Scusate sono andata un po' fuori, ma mi premeva chiarire che non mi sembra giusto considerare sciocco o idiota una cosa od un argomento solo in base ai propri pregiudizi.

Patrizia

Inviato: lun nov 12, 2007 3:57 pm
da patrizia 62
Un'altra richiesta,
per quanto riguarda il riscaldamento a parete, che nella precedente risposta mi sono dimenticata di evidenziare:
ma il riscaldamento va installato su tutte le pareti, solo sulle pareti esterne o come?
Grazie ancora

Patrizia

Inviato: lun nov 12, 2007 4:28 pm
da dotting
Patrizia sotto i piedi non hai il fiume Po, il lago di Garda o le cascate delle Marmore, hai un pavimento, un massetto che copre i tubi per un'altezza minima di due volte il diametro dei tubi ed una quantità e velocità dell'acqua ridicole.
Da qui ad affermare che si possa lontanamente pensare al più piccolo problema legato a questa circolazione d'acqua solo un imbecille potrebbe scrivere quello che tu hai letto.
Di a quel deficente di stare attento a quando apre il rubinetto, sarebbe sotto gli effetti di un fluido ben più copioso e fulmineo.

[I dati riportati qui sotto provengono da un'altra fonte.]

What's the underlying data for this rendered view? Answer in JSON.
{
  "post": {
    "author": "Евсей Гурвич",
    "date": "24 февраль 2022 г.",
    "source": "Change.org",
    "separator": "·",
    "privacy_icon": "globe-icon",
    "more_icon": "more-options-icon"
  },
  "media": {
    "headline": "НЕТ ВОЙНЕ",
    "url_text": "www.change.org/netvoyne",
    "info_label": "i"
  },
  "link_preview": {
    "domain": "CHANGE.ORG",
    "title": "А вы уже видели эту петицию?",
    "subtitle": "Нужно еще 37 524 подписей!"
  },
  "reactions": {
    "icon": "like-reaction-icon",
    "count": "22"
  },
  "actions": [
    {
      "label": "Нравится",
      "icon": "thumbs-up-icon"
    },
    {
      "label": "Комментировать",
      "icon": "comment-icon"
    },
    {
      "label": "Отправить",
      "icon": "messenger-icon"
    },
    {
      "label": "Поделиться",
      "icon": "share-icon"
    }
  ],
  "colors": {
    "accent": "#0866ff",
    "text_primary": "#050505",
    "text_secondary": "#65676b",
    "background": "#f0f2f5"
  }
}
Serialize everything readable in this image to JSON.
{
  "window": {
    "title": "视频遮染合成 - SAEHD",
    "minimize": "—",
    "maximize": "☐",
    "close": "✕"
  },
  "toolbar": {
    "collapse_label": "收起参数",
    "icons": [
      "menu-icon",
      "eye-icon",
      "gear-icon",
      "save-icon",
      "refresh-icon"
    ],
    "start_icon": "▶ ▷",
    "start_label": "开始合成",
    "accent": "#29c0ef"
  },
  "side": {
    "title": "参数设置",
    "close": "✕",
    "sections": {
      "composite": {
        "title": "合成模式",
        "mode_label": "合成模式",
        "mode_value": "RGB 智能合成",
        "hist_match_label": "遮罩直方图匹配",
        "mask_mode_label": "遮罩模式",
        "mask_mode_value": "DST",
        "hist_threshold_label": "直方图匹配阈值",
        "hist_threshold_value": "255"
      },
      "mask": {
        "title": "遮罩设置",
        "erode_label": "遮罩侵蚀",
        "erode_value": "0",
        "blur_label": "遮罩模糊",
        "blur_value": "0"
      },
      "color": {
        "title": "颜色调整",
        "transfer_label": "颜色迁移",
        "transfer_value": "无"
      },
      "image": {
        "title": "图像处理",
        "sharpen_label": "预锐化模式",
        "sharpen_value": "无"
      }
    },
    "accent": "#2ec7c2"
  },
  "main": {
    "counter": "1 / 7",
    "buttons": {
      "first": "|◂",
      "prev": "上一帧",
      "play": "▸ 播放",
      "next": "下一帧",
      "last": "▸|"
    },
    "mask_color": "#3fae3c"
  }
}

Passiamo alle cose serie, il riscaldamento a parete va installato su tutte le pareti della stanza.
Circa l'integrazione del riscaldamento con il solare termico, qui le cose si complicano, per via del fatto che va messo un serbatoio di accumulo collegato alla tua fonte primaria di produzione di calore: caldaia a gas, gasolio, termocamino ecc. ecc.
Ma questo a mio parere è un argomento da sviluppare in altra sezione.

Inviato: lun nov 12, 2007 6:51 pm
da patrizia 62
Grazie Dotting per le informazioni
quanto mi hai detto mi fa scartare sicuramente il riscaldamnto a parete, mentre per quanto riguarda quello a pavimento mi rimangono alcuni dubbi in quanto sul "Verde Aureo dell'architettura" di Serena Omodeo Salè
a pag. 298 riporta testualmente <<lo scorrimento continuo dell'acqua nella fitta rete dei tubi predisposta sotto la superficie calpestabile, determina un'influenza elettromagnetica su tutto l'ambiente>> ed ancora <<date>>.

Quanto sopra, potrebbe essere anche una fandonia o, per riprendere le definizioni di un altro post, una baggianata.

Resta il fatto che considerazioni simili le ho lette anche altrove. E' per questo che chiedo informazioni a te e a chiunque possa avere notizie in merito. Se poi è una notizia senza fondamento tanto meglio visto che l'idea del riscaldamento a pavimento mi piacerebbe.